Obamacare’s Annus Horribilis

Michelle Malkin,  Townhall

There’s no candy coating the truth: Obamacare has had a very terrible, horrible, crappy, none-too-happy year.

What it really means is that the victims of Obamacare — taxpayers, health care consumers, health care providers, employers and employees — have had a hellish, nightmarish 2014.

Let’s start with premiums. President Candy Land promised that he’d “lower premiums by up to $2,500 for a typical family per year.” But premiums for people in the individual market for health insurance have spiked over the last year. In fact, Forbes health policy journalist Avik Roy and the Manhattan Institute analyzed 3,137 counties and found that individual market premiums rose an average of 49 percent.

The U.S. Department of Health and Human Services itself admitted this month that average premiums will rise at least five percent for the lowest-cost plans offered by federal Obamacare health care exchanges. Democrats’ reaction? Obamacare rate shock doesn’t matter … because government is redistributing the burden and taxpayers are footing the bill! HHS crowed this week that nearly 90 percent of exchange enrollees received public subsidies in order to pay their premiums.

“Affordable” doesn’t mean what White House truth-warpers says it means — just like everything else they’ve spewed about the doomed federal takeover of health policy in America.
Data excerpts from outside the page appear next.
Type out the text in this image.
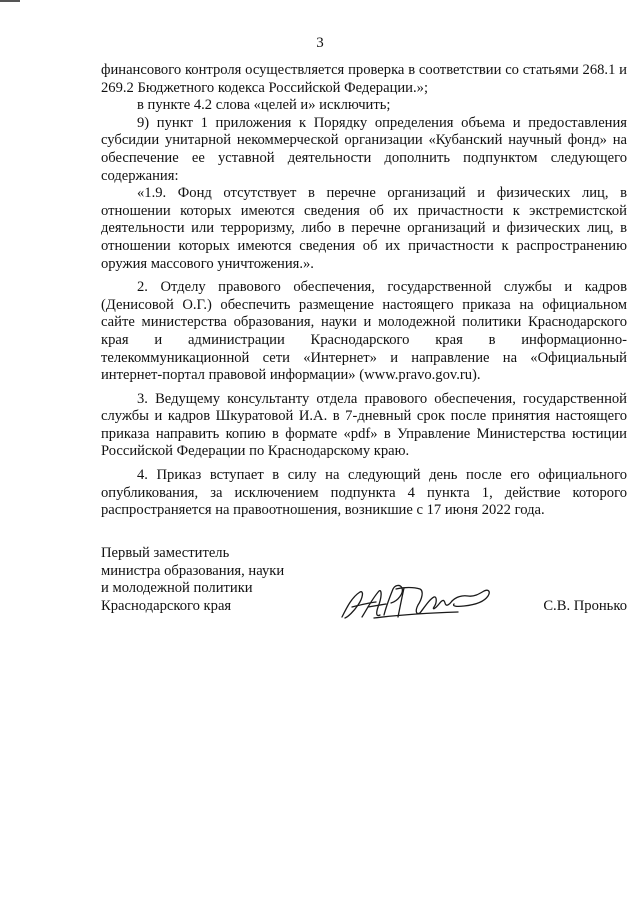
3

финансового контроля осуществляется проверка в соответствии со статьями 268.1 и 269.2 Бюджетного кодекса Российской Федерации.»;

в пункте 4.2 слова «целей и» исключить;

9) пункт 1 приложения к Порядку определения объема и предоставления субсидии унитарной некоммерческой организации «Кубанский научный фонд» на обеспечение ее уставной деятельности дополнить подпунктом следующего содержания:

«1.9. Фонд отсутствует в перечне организаций и физических лиц, в отношении которых имеются сведения об их причастности к экстремистской деятельности или терроризму, либо в перечне организаций и физических лиц, в отношении которых имеются сведения об их причастности к распространению оружия массового уничтожения.».

2. Отделу правового обеспечения, государственной службы и кадров (Денисовой О.Г.) обеспечить размещение настоящего приказа на официальном сайте министерства образования, науки и молодежной политики Краснодарского края и администрации Краснодарского края в информационно-телекоммуникационной сети «Интернет» и направление на «Официальный интернет-портал правовой информации» (www.pravo.gov.ru).

3. Ведущему консультанту отдела правового обеспечения, государственной службы и кадров Шкуратовой И.А. в 7-дневный срок после принятия настоящего приказа направить копию в формате «pdf» в Управление Министерства юстиции Российской Федерации по Краснодарскому краю.

4. Приказ вступает в силу на следующий день после его официального опубликования, за исключением подпункта 4 пункта 1, действие которого распространяется на правоотношения, возникшие с 17 июня 2022 года.

Первый заместитель
министра образования, науки
и молодежной политики
Краснодарского края	С.В. Пронько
As the White House tries to hype year-end enrollment numbers and hide Obamacare-imposed cancellations, just remember that the administration got caught this fall cooking the books by including 380,000 dental plan subscribers that have never been counted before. Innocent oopsie? The “erroneous” inflation just happened to push the Obamacare enrollment figures over the president’s 7 million goal, while fudging the attrition of more than 1 million enrolled in Obamacare medical insurance plans.

A “mistake was made,” HHS ‘fessed up after GOP investigators discovered the Common Core math antics. Lying liars. Caught red-handed.

So, how about: “If you like your doctor, you can keep your doctor?” Well, not if he or she isn’t practicing anymore. After scoffing at conservative warnings for years that socialized medicine-light would create doctor shortages, Obamacare cheerleaders can no longer whitewash the grim reality. The Physicians Foundation found that 81 percent of doctors believe they are “either overextended or at full capacity.” Another 44 percent said they “planned to cut back on the number of patients they see, retire, work part-time or close their practice to new patients.”